Monaka is custom partitioner format for Kafka Connect HDFS
During Kafka Connect HDFS doesn't support specifying time field in TimeBasedPartitioner yet, this project is come up to help anyone who need this feature.
Documentation for Kafka Connect can be found here
-
Create jar file
mvn package
-
Copy jar file to confluent share java jar folder
cp monaka.jar $CONFLUENT_HOME/share/java/kafka-connect-hdfs/
-
In kafka connect hdfs properties, set partitioner class to monaka class.
partitioner.class=com.adskom.monaka.TimeBasedPartition
-
Add variable KAFKA_OPTS before run kafka connect hdfs. KAFKA_OPTS contains java envoirenment properties to set monaka properties.
KAFKA_OPTS="-Dpartition.time.field.name=created_at" ./bin/connect-standalone etc/schema-registry/connect-avro-standalone.properties etc/kafka-connect-hdfs/quickstart-hdfs.properties
-
TimeBasedPartition
Extends TimeBasedPartitioner class of Kafka Connect Hdfs.
Option:
- partition.time.field.name Name of partitioning date field. If it's not set, the format partition is based on currentTimeMillis.
-
HourlyPartition
Hourly partitioner. Extends TimeBasedPartition class
Option:
- partition.include.date.name type boolean.

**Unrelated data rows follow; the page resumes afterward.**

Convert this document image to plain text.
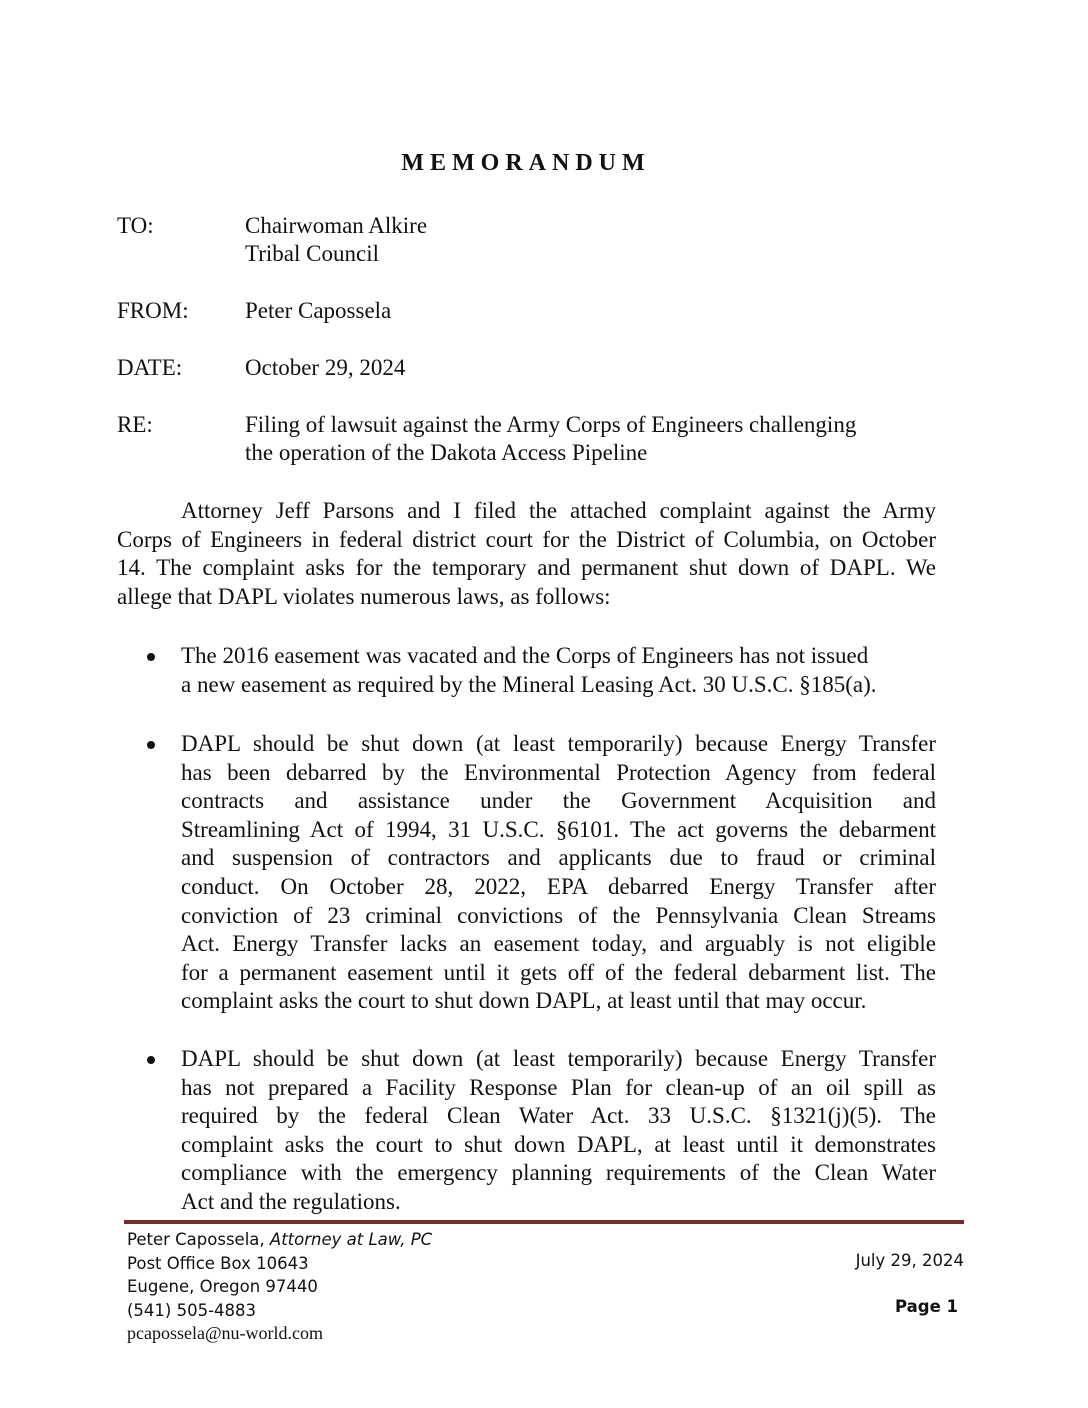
MEMORANDUM
TO:	Chairwoman Alkire
Tribal Council
FROM: Peter Capossela
DATE:	October 29, 2024
RE:	Filing of lawsuit against the Army Corps of Engineers challenging
the operation of the Dakota Access Pipeline
Attorney Jeff Parsons and I filed the attached complaint against the Army
Corps of Engineers in federal district court for the District of Columbia, on October
14. The complaint asks for the temporary and permanent shut down of DAPL. We
allege that DAPL violates numerous laws, as follows:
The 2016 easement was vacated and the Corps of Engineers has not issued
a new easement as required by the Mineral Leasing Act. 30 U.S.C. §185(a).
DAPL should be shut down (at least temporarily) because Energy Transfer
has been debarred by the Environmental Protection Agency from federal
contracts and assistance under the Government Acquisition and
Streamlining Act of 1994, 31 U.S.C. §6101. The act governs the debarment
and suspension of contractors and applicants due to fraud or criminal
conduct. On October 28, 2022, EPA debarred Energy Transfer after
conviction of 23 criminal convictions of the Pennsylvania Clean Streams
Act. Energy Transfer lacks an easement today, and arguably is not eligible
for a permanent easement until it gets off of the federal debarment list. The
complaint asks the court to shut down DAPL, at least until that may occur.
DAPL should be shut down (at least temporarily) because Energy Transfer
has not prepared a Facility Response Plan for clean-up of an oil spill as
required by the federal Clean Water Act. 33 U.S.C. §1321(j)(5). The
complaint asks the court to shut down DAPL, at least until it demonstrates
compliance with the emergency planning requirements of the Clean Water
Act and the regulations.
Peter Capossela, Attorney at Law, PC
Post Office Box 10643
Eugene, Oregon 97440
(541) 505-4883
pcapossela@nu-world.com
July 29, 2024
Page 1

The default format is "yyyy/MM/dd/HH/". If it sets true, the output format partitions would be "year=yyyy/month=MM/day=dd/hour=HH/".
-
DailyPartition
Daily partitioner. Extends TimeBasedPartition class
Option:
- partition.include.date.name type boolean. The default format is "yyyy/MM/dd/". If it sets true, the output format partitions would be "year=yyyy/month=MM/day=dd/".
-
FieldPartition
Format partition base on value of field. Extends FieldPartitioner class of Kafka Connect Hdfs.
Option:
- partition.include.field.name type boolean. default value is false. Default value partition format is "topic/value_of_field/". If it sets false, partition format would be "field_name=topic/value_of_filed/"
TBD